Die Wahrung fachärztlichen Standards setzt nicht zwingend voraus, dass der Eingriff von einem Arzt durchgeführt wird, der die Facharztausbildung vollständig und erfolgreich absolviert hat. Ein Assis­tenzarzt kann und muss mit fortschreitender praktischer Erfahrung selbständig Behandlungsmaßnah­men vornehmen. Dies gilt für Herzkatheter-Untersuchungen ebenso wie für sonstige Eingriffe, insbe­sondere Anfängeroperationen. Allerdings darf dem Patienten hierdurch kein zusätzliches Risiko ent­ste­hen. Soweit dem in Weiterbildung befindlichen Arzt die vom Facharztstandard geforderte Er­fah­rung fehlt, muss dies durch besondere Maßnahmen der Überwachung und jederzeitigen Eingriffs­bereitschaft durch einen erfahrenen Arzt ausgeglichen werden. Die Überwachung einer Ärztin in Weiterbildung bei der selbständigen Durchführung einer Herzkatheteruntersuchung ist dann ausrei­chend gewährleistet, wenn sie durch einen Oberarzt erfolgt, der dem Geschehen von einem angrenzenden Monitorraum aus folgt.
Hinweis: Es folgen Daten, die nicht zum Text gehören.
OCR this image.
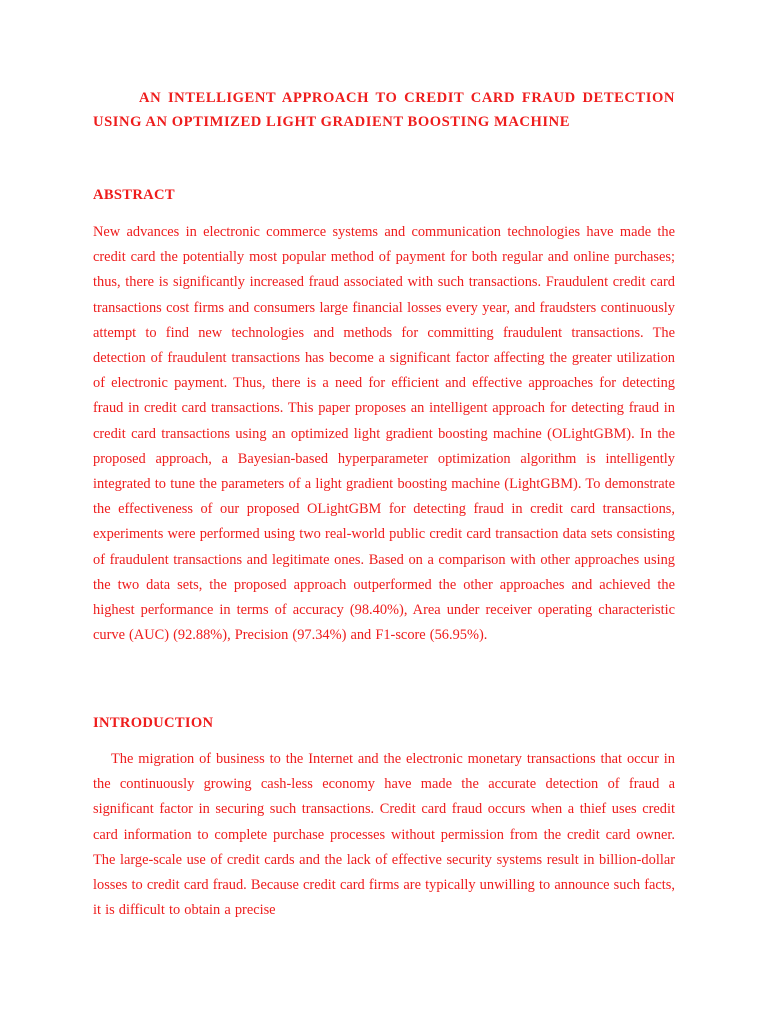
AN INTELLIGENT APPROACH TO CREDIT CARD FRAUD DETECTION USING AN OPTIMIZED LIGHT GRADIENT BOOSTING MACHINE

ABSTRACT

New advances in electronic commerce systems and communication technologies have made the credit card the potentially most popular method of payment for both regular and online purchases; thus, there is significantly increased fraud associated with such transactions. Fraudulent credit card transactions cost firms and consumers large financial losses every year, and fraudsters continuously attempt to find new technologies and methods for committing fraudulent transactions. The detection of fraudulent transactions has become a significant factor affecting the greater utilization of electronic payment. Thus, there is a need for efficient and effective approaches for detecting fraud in credit card transactions. This paper proposes an intelligent approach for detecting fraud in credit card transactions using an optimized light gradient boosting machine (OLightGBM). In the proposed approach, a Bayesian-based hyperparameter optimization algorithm is intelligently integrated to tune the parameters of a light gradient boosting machine (LightGBM). To demonstrate the effectiveness of our proposed OLightGBM for detecting fraud in credit card transactions, experiments were performed using two real-world public credit card transaction data sets consisting of fraudulent transactions and legitimate ones. Based on a comparison with other approaches using the two data sets, the proposed approach outperformed the other approaches and achieved the highest performance in terms of accuracy (98.40%), Area under receiver operating characteristic curve (AUC) (92.88%), Precision (97.34%) and F1-score (56.95%).

INTRODUCTION

The migration of business to the Internet and the electronic monetary transactions that occur in the continuously growing cash-less economy have made the accurate detection of fraud a significant factor in securing such transactions. Credit card fraud occurs when a thief uses credit card information to complete purchase processes without permission from the credit card owner. The large-scale use of credit cards and the lack of effective security systems result in billion-dollar losses to credit card fraud. Because credit card firms are typically unwilling to announce such facts, it is difficult to obtain a precise
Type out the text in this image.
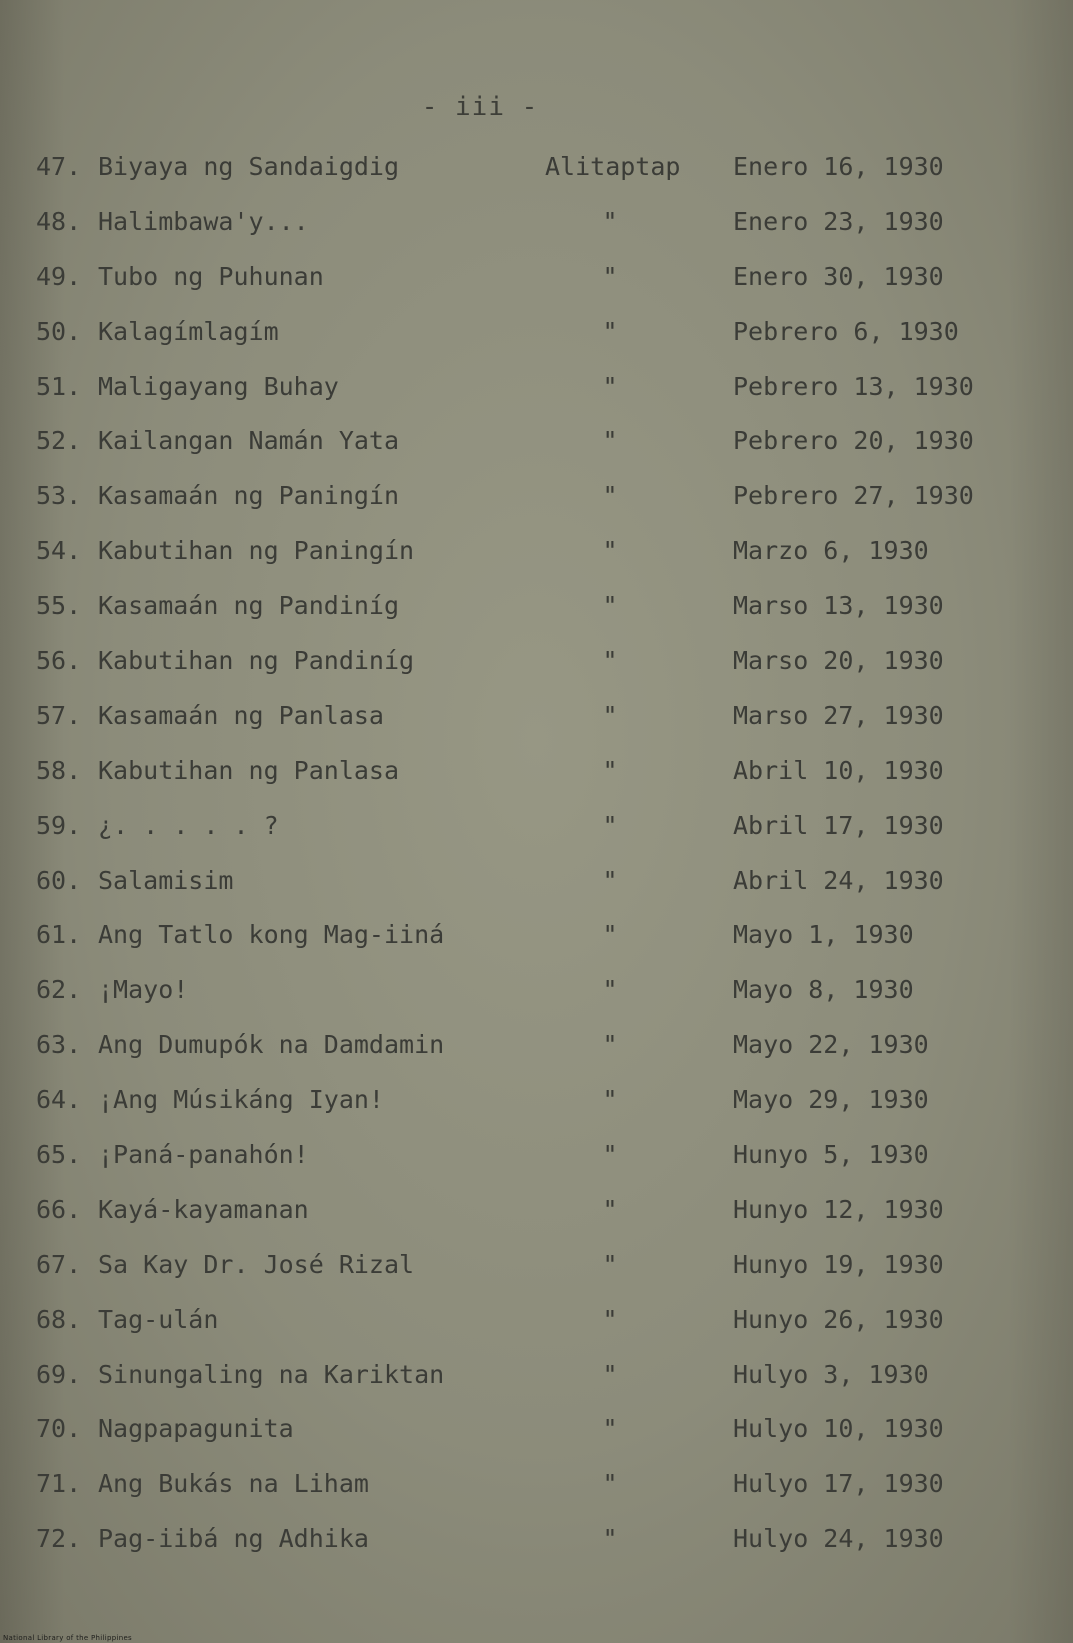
- iii -
47. Biyaya ng Sandaigdig	Alitaptap Enero 16, 1930
48. Halimbawa'y...	"	Enero 23, 1930
49. Tubo ng Puhunan	"	Enero 30, 1930
50. Kalagímlagím	"	Pebrero 6, 1930
51. Maligayang Buhay	"	Pebrero 13, 1930
52. Kailangan Namán Yata	"	Pebrero 20, 1930
53. Kasamaán ng Paningín	"	Pebrero 27, 1930
54. Kabutihan ng Paningín	"	Marzo 6, 1930
55. Kasamaán ng Pandiníg	"	Marso 13, 1930
56. Kabutihan ng Pandiníg	"	Marso 20, 1930
57. Kasamaán ng Panlasa	"	Marso 27, 1930
58. Kabutihan ng Panlasa	"	Abril 10, 1930
59. ¿. . . . . ?	"	Abril 17, 1930
60. Salamisim	"	Abril 24, 1930
61. Ang Tatlo kong Mag-iiná	"	Mayo 1, 1930
62. ¡Mayo!	"	Mayo 8, 1930
63. Ang Dumupók na Damdamin	"	Mayo 22, 1930
64. ¡Ang Músikáng Iyan!	"	Mayo 29, 1930
65. ¡Paná-panahón!	"	Hunyo 5, 1930
66. Kayá-kayamanan	"	Hunyo 12, 1930
67. Sa Kay Dr. José Rizal	"	Hunyo 19, 1930
68. Tag-ulán	"	Hunyo 26, 1930
69. Sinungaling na Kariktan	"	Hulyo 3, 1930
70. Nagpapagunita	"	Hulyo 10, 1930
71. Ang Bukás na Liham	"	Hulyo 17, 1930
72. Pag-iibá ng Adhika	"	Hulyo 24, 1930
National Library of the Philippines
BGH, Urteil vom 19.02.2019, Az.: VI ZR 505/17

Soweit dem Patienten die primäre Darlegung des Konfliktstoffs durch Erfüllung der zugrun­deliegenden Anforderungen gelingt und somit ein fehlerhaftes Verhalten auf der Behandlungs­seite aufgrund der Folgen zu vermuten ist, führt dies zu einer erweiterten (sekundären) Darle­gungslast der Behandlunggsseite, da es ihr möglich und zumutbar ist, den Sachverhalt näher aufzuklären. Bei der Behauptung eines Hygieneverstoßes ist regelmäßig von diesem Fall auszu­gehen. An die Substantiierungspflicht sind bei einem Arzthaftungsprozess lediglich maßvolle Anforderungen zu stellen, da dieser keine genauen Kenntnisse von den medizinischen Vorgän­gen hat und diese auch nicht von ihm erwartet werden können. Diese eingeschränkte primäre Darlegungslast geht grundsätzlich mit einer gesteigerten Verpflichtung des Gerichts zur Sachver­haltsaufklärung einher. Eine Einschränkung der Darlegungslast des Patienten kann sich unter Umständen auch daraus ergeben, dass er außerhalb des Geschehensablaufs steht und ihm eine nähere Substantiierung nicht möglich ist.